At the restaurant, I watched well-dressed, multi-racial diners enjoy cocktails, cuisine and conversation. Surrounding by blacks dressed in Western business attire and designer clothing, the new “buppies” (black up-and-coming professionals) were evidence of South Africa’s emerging black middle-class.
The next morning, I was pleased to see a capable orthodontist who fixed my very neglected braces. With dental woes behind me, I spent the afternoon alone perusing the shopping mall and public library. While having lunch outdoors at a swanky Sushi restaurant, I watched attractive, stylish black women scurrying to and from the shopping mall. At the restaurant, I thought to myself, “this is the life.” First World comforts, African people, and warm weather make Johannesburg an attractive city.

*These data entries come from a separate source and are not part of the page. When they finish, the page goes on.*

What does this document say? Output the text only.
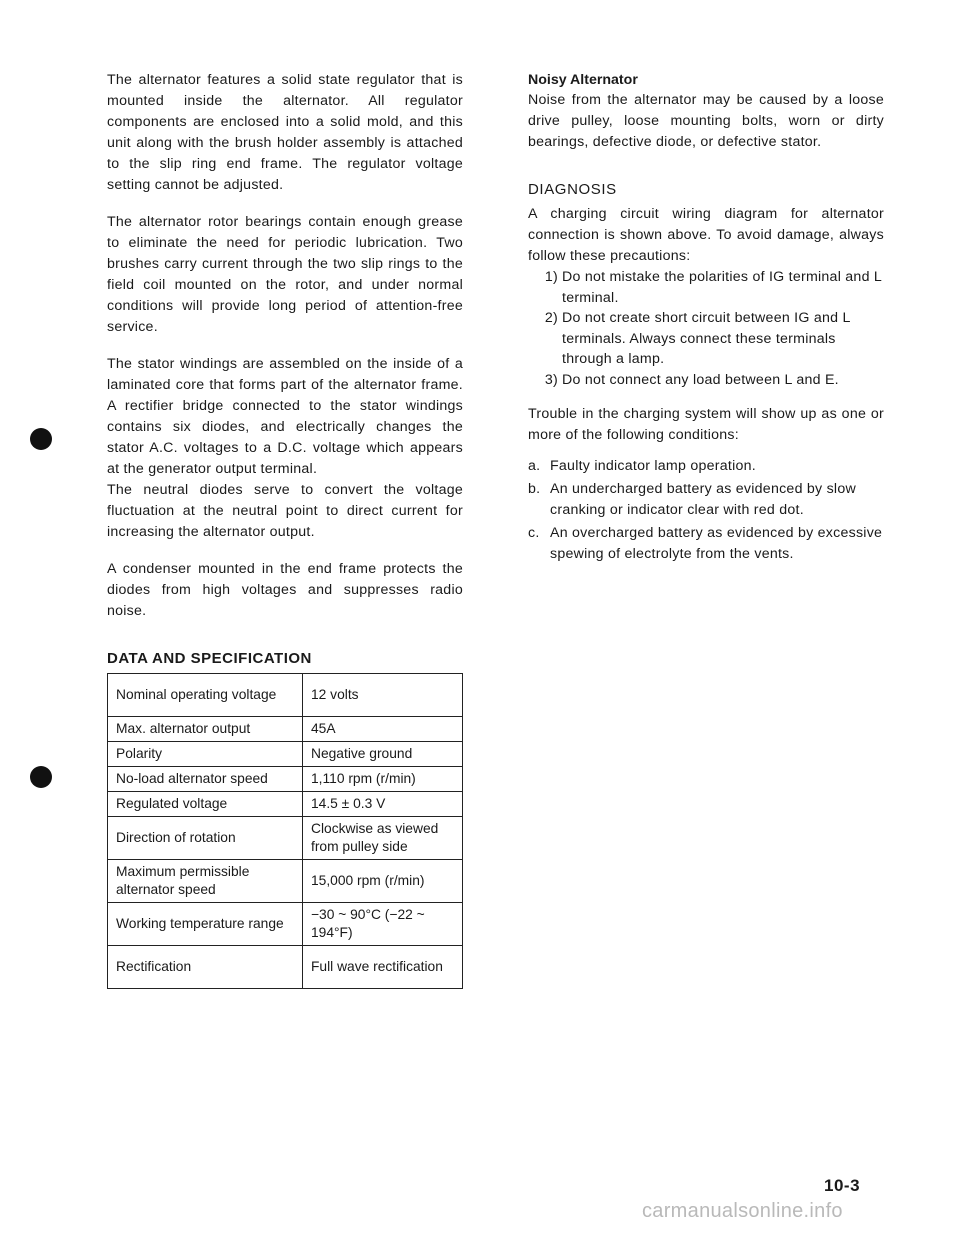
The alternator features a solid state regulator that is mounted inside the alternator. All regulator components are enclosed into a solid mold, and this unit along with the brush holder assembly is attached to the slip ring end frame. The regulator voltage setting cannot be adjusted.

The alternator rotor bearings contain enough grease to eliminate the need for periodic lubrication. Two brushes carry current through the two slip rings to the field coil mounted on the rotor, and under normal conditions will provide long period of attention-free service.

The stator windings are assembled on the inside of a laminated core that forms part of the alternator frame. A rectifier bridge connected to the stator windings contains six diodes, and electrically changes the stator A.C. voltages to a D.C. voltage which appears at the generator output terminal.

The neutral diodes serve to convert the voltage fluctuation at the neutral point to direct current for increasing the alternator output.

A condenser mounted in the end frame protects the diodes from high voltages and suppresses radio noise.

DATA AND SPECIFICATION
Nominal operating voltage	12 volts
Max. alternator output	45A
Polarity	Negative ground
No-load alternator speed	1,110 rpm (r/min)
Regulated voltage	14.5 ± 0.3 V
Direction of rotation	Clockwise as viewed from pulley side
Maximum permissible alternator speed	15,000 rpm (r/min)
Working temperature range	−30 ~ 90°C (−22 ~ 194°F)
Rectification	Full wave rectification
Noisy Alternator

Noise from the alternator may be caused by a loose drive pulley, loose mounting bolts, worn or dirty bearings, defective diode, or defective stator.

DIAGNOSIS

A charging circuit wiring diagram for alternator connection is shown above. To avoid damage, always follow these precautions:

1) Do not mistake the polarities of IG terminal and L terminal.
2) Do not create short circuit between IG and L terminals. Always connect these terminals through a lamp.
3) Do not connect any load between L and E.

Trouble in the charging system will show up as one or more of the following conditions:

a. Faulty indicator lamp operation.
b. An undercharged battery as evidenced by slow cranking or indicator clear with red dot.
c. An overcharged battery as evidenced by excessive spewing of electrolyte from the vents.
10-3
carmanualsonline.info
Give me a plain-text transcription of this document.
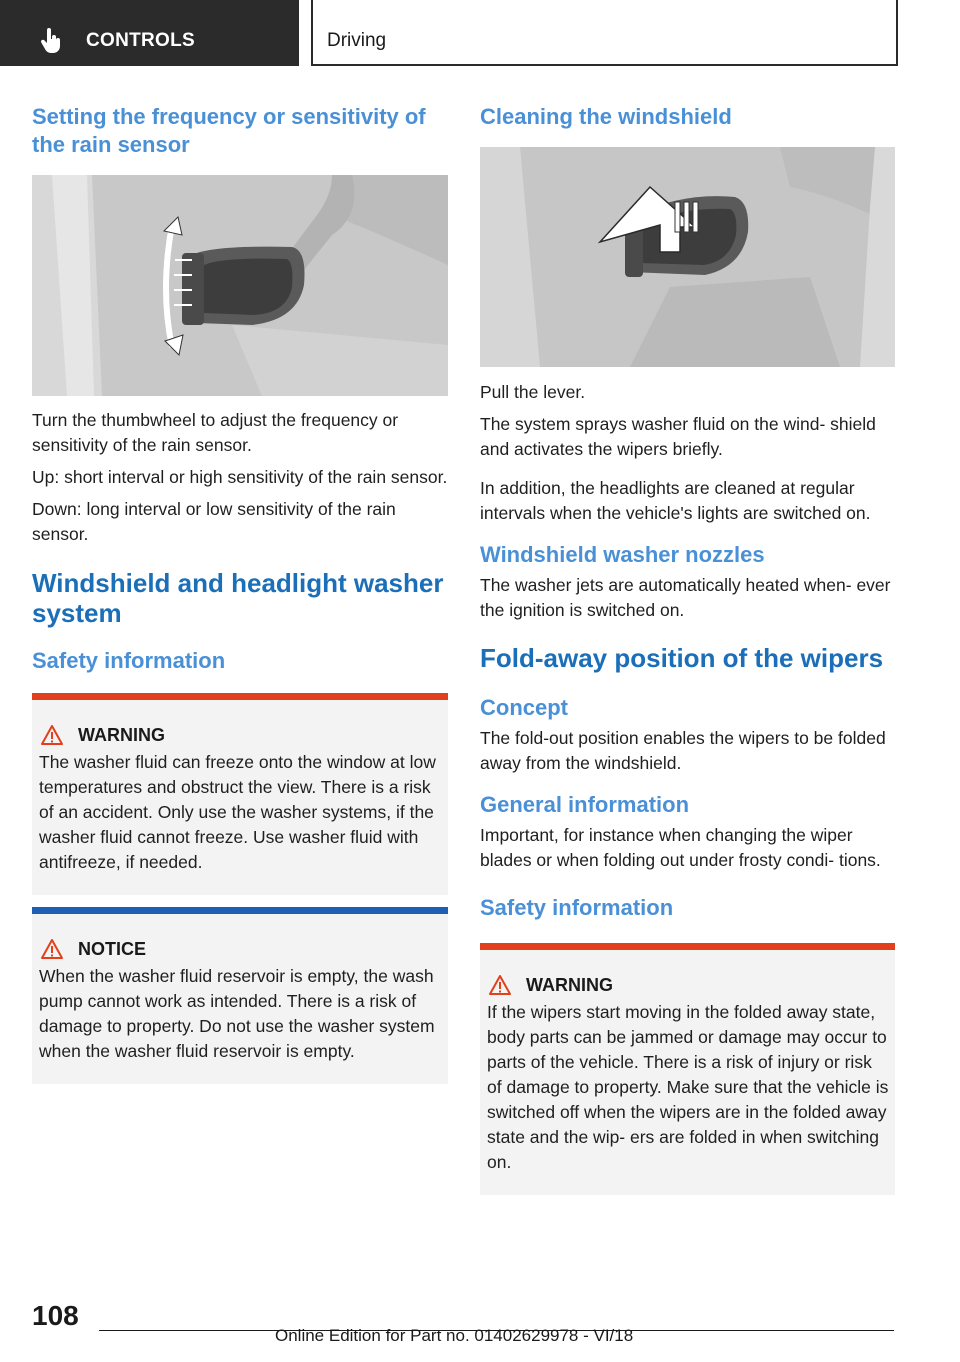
CONTROLS	Driving
Setting the frequency or sensitivity of the rain sensor

Turn the thumbwheel to adjust the frequency or sensitivity of the rain sensor.

Up: short interval or high sensitivity of the rain sensor.

Down: long interval or low sensitivity of the rain sensor.

Windshield and headlight washer system
Safety information
WARNING

The washer fluid can freeze onto the window at low temperatures and obstruct the view. There is a risk of an accident. Only use the washer systems, if the washer fluid cannot freeze. Use washer fluid with antifreeze, if needed.

NOTICE

When the washer fluid reservoir is empty, the wash pump cannot work as intended. There is a risk of damage to property. Do not use the washer system when the washer fluid reservoir is empty.

Cleaning the windshield

Pull the lever.

The system sprays washer fluid on the wind‐ shield and activates the wipers briefly.

In addition, the headlights are cleaned at regular intervals when the vehicle's lights are switched on.

Windshield washer nozzles

The washer jets are automatically heated when‐ ever the ignition is switched on.

Fold-away position of the wipers
Concept

The fold-out position enables the wipers to be folded away from the windshield.

General information

Important, for instance when changing the wiper blades or when folding out under frosty condi‐ tions.

Safety information
WARNING

If the wipers start moving in the folded away state, body parts can be jammed or damage may occur to parts of the vehicle. There is a risk of injury or risk of damage to property. Make sure that the vehicle is switched off when the wipers are in the folded away state and the wip‐ ers are folded in when switching on.

108
Online Edition for Part no. 01402629978 - VI/18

Later the same evening, I met up with a young, black South African woman introduced to me by a close American friend. A television and film producer, she took me to the television production office where she works. Located in an area considered a small “Hollywood”, Johannesburg is also home to a thriving entertainment industry.
At her cozy home on the edge of the city, I met her partner, a super-cool black South African woman. I was surprised to learn in South Africa, marriage is broadly defined. The first African country to legalize same-sex marriage, the rights of gays and lesbians are protected under South Africa’s new constitution. In addition, it’s legal for men married under tribal law to take more than one wife, if the first wife agrees.
The next day, we filled the “cooler box” with drinks and food and headed to a braii (barbeque). Hosted by an interracial couple, I sat outside their two-story home, mingling with film and television professionals. As more multi-racial couples arrived, I watched children of all shades play in an inflated castle in the backyard. It was astonishing to consider that until apartheid’s end in 1994, people were arrested for interracial dating. Marrying a person of another race was illegal, “whites only” signs filled public places, and blacks weren’t allowed to live outside designated “homelands”, let alone the neighborhood where I was enjoying a carefree afternoon.
After the barbeque, we headed to a “rocking” house party in Soweto, a black township outside Johannesburg. Outside the home, fashionable young men stood near luxury cars. After helping lug the “cooler box” into the ranch-style home, I noticed the guests inside were black, Indian and even white. I thought to myself, “Isn’t Soweto the ‘hood?” Apparently, in Soweto and other black townships, luxury cars and white people are no longer a rarity. With rising real estate values, Soweto is becoming a hip, historic community and a popular choice for Johannesburg’s “buppies.”
After sundown, Indian food was served, the DJ commenced, and more blacks arrived to the party. In the crowded side yard, I listened to house music for hours. One thing I’ve noticed—black South Africans party hard. I had so much fun and was so exhausted— I had to take a nap in the car.
I’ve been lucky to witness black empowerment in post-apartheid South Africa first hand. The ANC government’s efforts to “repay” the black majority through equal opportunity seem to be trickling down. Although wealth is still largely uneven, I see increasing examples of economic promise. Even in my gated condo-complex in a rural white town—I now have a black neighbor. As I write outside on my balcony, I’m watching my new neighbor and her black friends invade the swimming pool—a clear sign that a change has come.